Local is viewed as the final frontier.  Many have blogged on the challenges of online local ad sales, and after just concluding two years of working in the sector, I though I’d add some thoughts.

I. The commonly held and correct beliefs stated in many reports, articles, and blog posts are as follows:

  • It’s often been said that advertising is “sold to” and not “bought by” small medium local businesses (SMBs).  While some of these businesses do “self serve,” this is a self-selecting group, whereas the majority lack the time and inclination to manage their own advertising.  Further, most online advertising platforms do require a significant learning investment and ongoing maintenance that sole proprietors can not afford.
  • Servicing small businesses is therefore expensive and requires a feet-on-the-street approach or outbound call centers.
  • Traditional media companies with large local salesforces have an asset that they can potentially reposition to capture this opportunity. However, I think this asset is typically overvalued given the significant training and commission restructuring required to re-gear a traditional media salesforce.  In addition, most of these companies do not have the technology infrastructure to deploy online, which requires a different set of tools and metrics than their traditional offline businesses.  This can largely explain the success of new entrants into the space, which have built feet on the street and tele-sales forces, as well as technology, from the ground up to tackle this opportunity.
  • Local businesses want calls and leads not clicks.
  • According to the Kelsey Group local advertising is $155 billion market with $32 billion of it to go online by 2013.  It’s big and untapped.

I think that does it for summary.

II. Now some additional thoughts, which are really more clarifications than novel ideas.  I’ll divide my potential solutions into two categories:  suggestions for the here and now (cutting carbon emissions) and more novel, long-term solutions that would allow for a significantly more cost efficient channel (geoengineering).

Let me begin with my favorite chestnut: It is not 1,000 times more challenging or costly to service a $1,000,000 a month search engine marketing budget than a $1,000 a month budget.  This makes servicing SMBs margin difficult.

The selling and servicing process therefore has to be efficient.  The local salesforces are an asset, and when they are in the field, they need to be able to quickly sell to SMBs who want more leads, customers,  and sales – not clicks.  This means that all the novel inventory (search, display, FourSquare, group coupons, local offers, etc.) that they are selling need to be bundled and simplified to “leads” or sales.  Otherwise the sales process gets too complex and time consuming. With a common denominator, or several, that are meaningful to the end customer, then pricing can be uniform across platforms.

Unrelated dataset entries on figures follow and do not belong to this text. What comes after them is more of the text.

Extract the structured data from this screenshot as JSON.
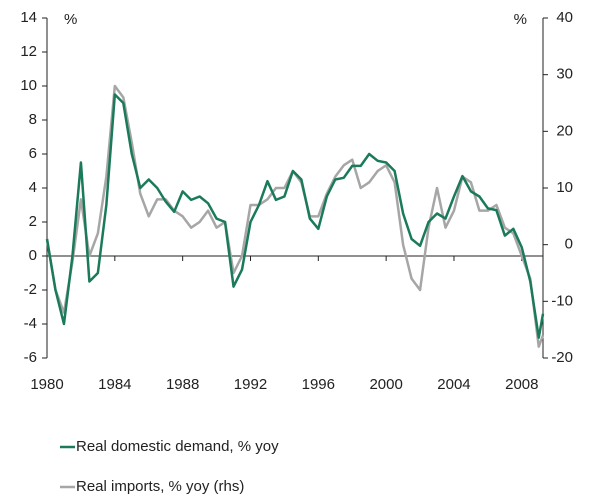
{
  "chart_data": {
    "type": "line",
    "ylabel": "%",
    "y2label": "%",
    "x": [
      1980,
      1980.5,
      1981,
      1981.5,
      1982,
      1982.5,
      1983,
      1983.5,
      1984,
      1984.5,
      1985,
      1985.5,
      1986,
      1986.5,
      1987,
      1987.5,
      1988,
      1988.5,
      1989,
      1989.5,
      1990,
      1990.5,
      1991,
      1991.5,
      1992,
      1992.5,
      1993,
      1993.5,
      1994,
      1994.5,
      1995,
      1995.5,
      1996,
      1996.5,
      1997,
      1997.5,
      1998,
      1998.5,
      1999,
      1999.5,
      2000,
      2000.5,
      2001,
      2001.5,
      2002,
      2002.5,
      2003,
      2003.5,
      2004,
      2004.5,
      2005,
      2005.5,
      2006,
      2006.5,
      2007,
      2007.5,
      2008,
      2008.5,
      2009,
      2009.25
    ],
    "series": [
      {
        "name": "Real domestic demand, % yoy",
        "color": "#1a7a5a",
        "values": [
          1.0,
          -2,
          -4,
          0,
          5.5,
          -1.5,
          -1,
          3,
          9.5,
          9,
          6,
          4,
          4.5,
          4,
          3.2,
          2.6,
          3.8,
          3.3,
          3.5,
          3.1,
          2.2,
          2.0,
          -1.8,
          -0.8,
          2.0,
          3.0,
          4.4,
          3.3,
          3.5,
          5.0,
          4.5,
          2.2,
          1.6,
          3.5,
          4.5,
          4.6,
          5.3,
          5.3,
          6.0,
          5.6,
          5.5,
          5.0,
          2.5,
          1.0,
          0.6,
          2.0,
          2.5,
          2.2,
          3.5,
          4.7,
          3.8,
          3.5,
          2.8,
          2.7,
          1.2,
          1.6,
          0.5,
          -1.5,
          -4.8,
          -3.4
        ]
      },
      {
        "name": "Real imports, % yoy (rhs)",
        "color": "#a6a6a6",
        "axis": "y2",
        "values": [
          1,
          -8,
          -12,
          -3,
          8,
          -2,
          2,
          12,
          28,
          26,
          18,
          9,
          5,
          8,
          8,
          6,
          5,
          3,
          4,
          6,
          3,
          4,
          -5,
          -2,
          7,
          7,
          8,
          10,
          10,
          13,
          11,
          5,
          5,
          9,
          12,
          14,
          15,
          10,
          11,
          13,
          14,
          11,
          0,
          -6,
          -8,
          3,
          10,
          3,
          6,
          12,
          11,
          6,
          6,
          7,
          3,
          2,
          -2,
          -6,
          -18,
          -16
        ]
      }
    ],
    "xlim": [
      1980,
      2009.25
    ],
    "xticks": [
      1980,
      1984,
      1988,
      1992,
      1996,
      2000,
      2004,
      2008
    ],
    "ylim": [
      -6,
      14
    ],
    "yticks": [
      -6,
      -4,
      -2,
      0,
      2,
      4,
      6,
      8,
      10,
      12,
      14
    ],
    "y2lim": [
      -20,
      40
    ],
    "y2ticks": [
      -20,
      -10,
      0,
      10,
      20,
      30,
      40
    ]
  }
}
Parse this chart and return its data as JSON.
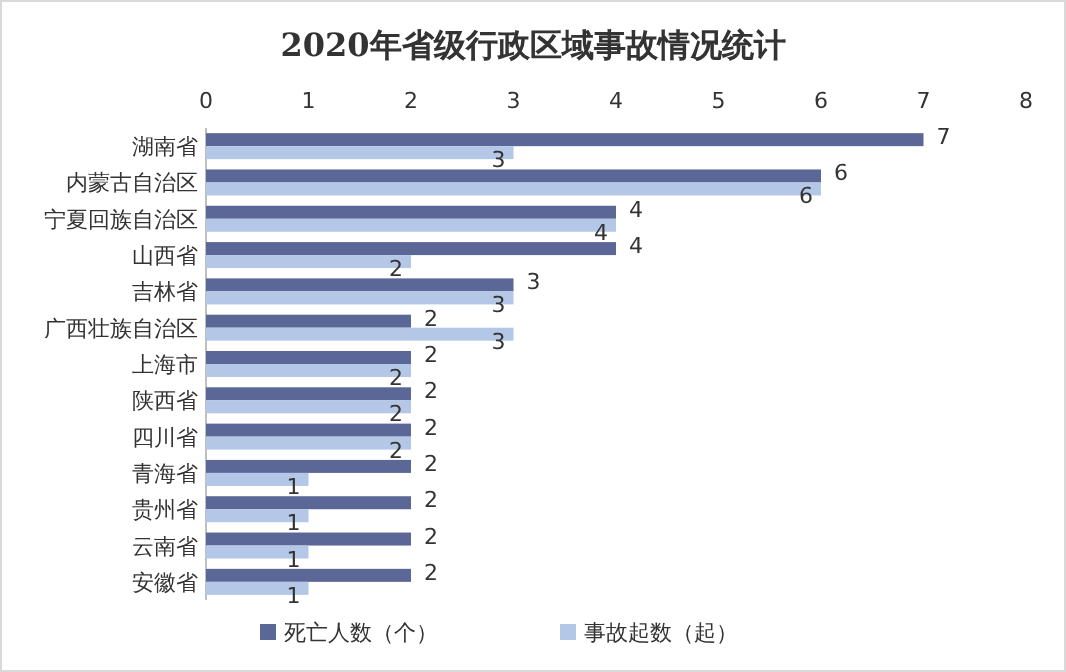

Some local online advertising products being sold now are highly detailed in their reporting, others are not.  I think the demand for accountability is only going to increase, pushing even more need for sales and service efficiency.  We’ve seen the fortune 500 move from wanting clicks to conversions.  We’ll shortly see SMBs go from demanding clicks/calls to qualified calls or sales.

Given these issues, a self-service, SMB advertising tool is the holy grail, but it may for the foreseeable future remain a mirage.  I think the best we can hope for at the moment is efficiency enhancing tools which streamline the hands-on processes involved in cracking this nut.

III.  So I would say that the preceding deals with the carbon emissions cutting solutions to global warming, now on to geoengineering solutions.

WhenI first got interested in FourSquare, it was because it was approaching the local problem perpendicularly from conventional solutions.  And, I’ve personally seen others get significantly more engaged with local businesses as a result of the service and others like it.  I think the idea of engaged users who want to produce and update online content for local businesses makes a lot of sense; especially when many local businesses do not want to tap out offers and updates from iPhones.  Go with the river not against.  Google even tried having independent representatives sign up local businesses at one point but cancelled it.

The idea may seem complex and overly distributed, but if I told you five years ago that independent bloggers would pose a challenge to traditional newspaper journalism, you would probably have been in disbelief.  So crowd-sourced, independent, social advertising salesforces may be a solution to a margin challenged alternative.

Also of interest is the fact that many of us, even in cities, have repetitive ongoing interactions with certain types of local SMBs for which social media works quite well.   For example, my friend and Socialgreat collaborator Bill Piel, surfaced that Foursquare has collected thousands of local business twitter accounts.

I also get offers and interact with several local businesses on their Facebook pages; such as one of my favorite restaurants,  Parlor Steakhouse, on the upper east side.   Social media seems simpler and lighter for SMBs than a full blown web presence, and fits more with the kind of “relationship” that restaurants, pet care, and child activity centers have with their local community members.  Given that these social communication products tend to work, why not a more social sales model?

If I was launching a business today that needed local sales, I would work with the existing sales channel to standardize my inventory units (cut carbon emissions), but I would also start hustling to see what I could make of the more “out there” social sales models (geo-engineering).  Local ad sales could have the messy and distributed model of an ebay.  Why not?

With that said local is big but really tough.  It’s almost as hard a online music, but I’m a huge optimist and continue to dig in on this sector.